Diabetes prevalence is increasing worldwide, mainly due to the increase in type 2 diabetes. Diabetic nephropathy occurs in up to 40% of people with type 1 or type 2 diabetes. It is important to identify patients at risk of diabetic nephropathy and those who will progress to end stage renal disease. In clinical practice, most commonly used markers of renal disease and progression are serum creatinine, estimated glomerular filtration rate and proteinuria or albuminuria. Unfortunately, they are all insensitive.
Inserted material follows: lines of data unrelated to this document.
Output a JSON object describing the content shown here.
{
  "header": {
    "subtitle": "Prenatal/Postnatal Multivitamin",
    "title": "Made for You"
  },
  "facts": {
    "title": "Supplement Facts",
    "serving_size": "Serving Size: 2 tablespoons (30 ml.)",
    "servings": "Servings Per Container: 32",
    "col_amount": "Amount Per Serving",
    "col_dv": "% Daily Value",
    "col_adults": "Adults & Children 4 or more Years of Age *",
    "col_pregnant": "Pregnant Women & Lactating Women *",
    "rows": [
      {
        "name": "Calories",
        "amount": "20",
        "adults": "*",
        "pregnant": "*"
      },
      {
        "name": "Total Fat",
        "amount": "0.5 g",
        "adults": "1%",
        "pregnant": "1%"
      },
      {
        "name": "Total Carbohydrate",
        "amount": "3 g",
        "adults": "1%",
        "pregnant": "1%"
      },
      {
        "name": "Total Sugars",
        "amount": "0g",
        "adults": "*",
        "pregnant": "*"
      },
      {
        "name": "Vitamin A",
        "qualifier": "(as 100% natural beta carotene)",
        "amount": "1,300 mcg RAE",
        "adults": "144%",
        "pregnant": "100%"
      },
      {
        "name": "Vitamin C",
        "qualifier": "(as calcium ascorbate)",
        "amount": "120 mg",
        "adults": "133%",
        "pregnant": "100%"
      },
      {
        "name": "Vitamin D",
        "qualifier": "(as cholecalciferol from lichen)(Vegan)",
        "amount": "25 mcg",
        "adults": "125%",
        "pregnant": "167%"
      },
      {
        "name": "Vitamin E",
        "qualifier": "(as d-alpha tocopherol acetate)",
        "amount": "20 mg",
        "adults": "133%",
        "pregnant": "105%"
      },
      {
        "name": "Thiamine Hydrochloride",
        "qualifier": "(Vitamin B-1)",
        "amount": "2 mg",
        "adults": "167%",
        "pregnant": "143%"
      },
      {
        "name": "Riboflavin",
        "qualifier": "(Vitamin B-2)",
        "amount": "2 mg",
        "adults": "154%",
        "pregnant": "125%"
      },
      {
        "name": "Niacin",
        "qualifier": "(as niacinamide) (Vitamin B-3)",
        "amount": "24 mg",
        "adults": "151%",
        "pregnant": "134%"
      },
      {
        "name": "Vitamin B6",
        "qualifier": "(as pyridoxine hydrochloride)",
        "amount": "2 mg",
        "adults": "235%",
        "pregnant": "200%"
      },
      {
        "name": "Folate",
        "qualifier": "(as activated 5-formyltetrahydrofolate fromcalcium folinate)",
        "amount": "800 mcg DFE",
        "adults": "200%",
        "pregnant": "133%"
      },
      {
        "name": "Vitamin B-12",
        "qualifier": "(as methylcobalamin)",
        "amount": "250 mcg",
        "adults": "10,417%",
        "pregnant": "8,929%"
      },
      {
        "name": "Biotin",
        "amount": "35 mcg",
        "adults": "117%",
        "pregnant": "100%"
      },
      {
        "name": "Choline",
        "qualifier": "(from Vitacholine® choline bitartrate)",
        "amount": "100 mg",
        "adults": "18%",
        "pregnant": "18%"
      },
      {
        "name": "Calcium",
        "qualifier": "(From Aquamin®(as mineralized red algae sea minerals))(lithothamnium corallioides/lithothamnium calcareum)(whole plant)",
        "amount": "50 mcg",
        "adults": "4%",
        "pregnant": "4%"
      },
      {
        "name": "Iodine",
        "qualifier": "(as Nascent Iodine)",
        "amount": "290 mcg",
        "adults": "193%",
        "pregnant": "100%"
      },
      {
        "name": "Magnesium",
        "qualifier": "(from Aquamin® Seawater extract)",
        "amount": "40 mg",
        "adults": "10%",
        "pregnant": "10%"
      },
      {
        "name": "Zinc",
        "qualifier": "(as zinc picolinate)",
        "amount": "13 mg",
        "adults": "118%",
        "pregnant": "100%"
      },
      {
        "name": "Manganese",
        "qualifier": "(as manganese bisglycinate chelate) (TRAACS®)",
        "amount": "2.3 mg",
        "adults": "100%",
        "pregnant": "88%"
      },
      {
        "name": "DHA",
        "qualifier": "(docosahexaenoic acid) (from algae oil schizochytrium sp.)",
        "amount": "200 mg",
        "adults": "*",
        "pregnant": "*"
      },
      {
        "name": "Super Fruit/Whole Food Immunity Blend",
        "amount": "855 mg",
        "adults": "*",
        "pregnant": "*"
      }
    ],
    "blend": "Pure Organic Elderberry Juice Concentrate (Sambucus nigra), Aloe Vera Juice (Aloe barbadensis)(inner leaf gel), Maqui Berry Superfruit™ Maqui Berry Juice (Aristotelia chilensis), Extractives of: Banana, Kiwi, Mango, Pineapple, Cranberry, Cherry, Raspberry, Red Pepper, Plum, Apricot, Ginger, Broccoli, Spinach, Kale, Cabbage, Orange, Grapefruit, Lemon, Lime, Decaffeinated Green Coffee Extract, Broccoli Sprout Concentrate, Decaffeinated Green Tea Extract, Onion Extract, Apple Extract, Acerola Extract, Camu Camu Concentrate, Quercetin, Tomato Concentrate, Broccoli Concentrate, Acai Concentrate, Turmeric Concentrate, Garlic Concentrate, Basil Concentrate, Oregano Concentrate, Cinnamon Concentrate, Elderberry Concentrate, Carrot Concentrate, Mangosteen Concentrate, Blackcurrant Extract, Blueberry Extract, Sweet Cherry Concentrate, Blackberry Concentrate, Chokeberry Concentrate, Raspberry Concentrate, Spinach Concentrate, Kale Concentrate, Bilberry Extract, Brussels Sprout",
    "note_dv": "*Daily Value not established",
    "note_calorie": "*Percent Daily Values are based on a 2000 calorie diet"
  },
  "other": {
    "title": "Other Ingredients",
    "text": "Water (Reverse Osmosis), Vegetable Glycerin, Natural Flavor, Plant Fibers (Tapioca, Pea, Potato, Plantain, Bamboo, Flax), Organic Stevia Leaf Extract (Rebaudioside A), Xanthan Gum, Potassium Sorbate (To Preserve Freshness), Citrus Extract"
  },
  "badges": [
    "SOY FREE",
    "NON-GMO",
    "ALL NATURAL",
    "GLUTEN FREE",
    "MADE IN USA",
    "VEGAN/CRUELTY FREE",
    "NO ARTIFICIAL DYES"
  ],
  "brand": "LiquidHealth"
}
This review summarizes the evidence regarding the prognostic value and benefits of targeting some novel risk markers for development of diabetic nephropathy and its progression. It is focused mainly on tubular biomarkers (neutrophil-gelatinase associated lipocalin, kidney injury molecule 1, liver-fatty acid-binding protein, N-acetyl-beta-d-glucosaminidase), markers of inflammation (pro-inflammatory cytokines, tumour necrosis factor-α and tumour necrosis factor-α receptors, adhesion molecules, chemokines) and markers of oxidative stress. Despite the promise of some of these new biomarkers, further large, multicenter prospective studies are still needed before they can be used in everyday clinical practice.
全球糖尿病患病率正在上升,主要原因是2型糖尿病的增加。1型或2型糖尿病患者中高达40%会发生糖尿病肾病。识别有糖尿病肾病风险的患者以及那些将进展为终末期肾病的患者非常重要。在临床实践中,最常用的肾病及病情进展标志物是血清肌酐、估计肾小球滤过率和蛋白尿或白蛋白尿。不幸的是,它们都不敏感。本综述总结了关于针对一些新型风险标志物对糖尿病肾病发生及其进展的预后价值和益处的证据。主要关注肾小管生物标志物(中性粒细胞明胶酶相关脂质运载蛋白、肾损伤分子1、肝脂肪酸结合蛋白、N-乙酰-β-D-氨基葡萄糖苷酶)、炎症标志物(促炎细胞因子、肿瘤坏死因子-α和肿瘤坏死因子-α受体、黏附分子、趋化因子)和氧化应激标志物。尽管这些新生物标志物有前景,但在它们能够用于日常临床实践之前,仍需要进一步开展大规模、多中心的前瞻性研究。